The Ebola outbreak in West Africa is spreading faster than efforts to control it, World Health Organization (WHO) head, Margaret Chan, has said.
She told a summit of regional leaders that failure to contain Ebola could be “catastrophic” in terms of lives lost.
But she said the virus, which has claimed 729 lives in four West African countries since February, could be stopped if well managed.
Ebola kills up to 90% of those infected.
It spreads by contact with infected blood, bodily fluids, organs – or contaminated environments. Patients have a better chance of survival if they receive early treatment.
Initial flu-like symptoms can lead to external haemorrhaging from areas like eyes and gums, and internal bleeding which can lead to organ failure.
Dr Chan was meeting the leaders of the worst-affected countries – Guinea, Liberia and Sierra Leone – to launch a new $100m (£59m; 75m euro) Ebola response plan.

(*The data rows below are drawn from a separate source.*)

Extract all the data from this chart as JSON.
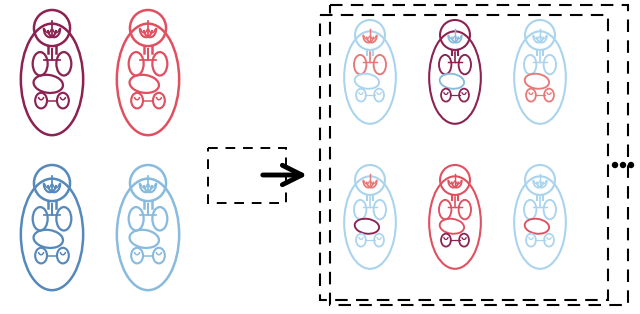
{
  "fig_width": 6.4,
  "fig_height": 3.14,
  "dpi": 100,
  "bg_color": "#ffffff",
  "dark_red": "#8B2252",
  "medium_red": "#E05060",
  "light_red": "#E87878",
  "dark_blue": "#5588BB",
  "medium_blue": "#88BBDD",
  "light_blue": "#AAD4EE",
  "arrow_color": "#222222",
  "dashed_color": "#222222"
}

The plan includes funding the deployment of hundreds more health care workers to affected countries.
Meanwhile, up to 30 Commonwealth Games athletes from Sierra Leone are considering extending their stay in Glasgow amid fears over the Ebola virus.
The BBC has also learned a second Sierra Leone athlete, Samuel Morris, has been tested for Ebola and cleared by doctors in Glasgow.
Cyclist Moses Sesay has also tested negative for the virus.
Sierra Leone, where more than 200 people have died from the disease, has declared a public health emergency.
The outbreak – the world’s deadliest to date – was first reported in Guinea in February.
It then spread to Liberia and Sierra Leone, and a person who travelled from Liberia to Nigeria died of the virus shortly after arriving in Lagos last week.
Ebola kills up to 90% of those infected but patients have a better chance of survival if they receive early treatment.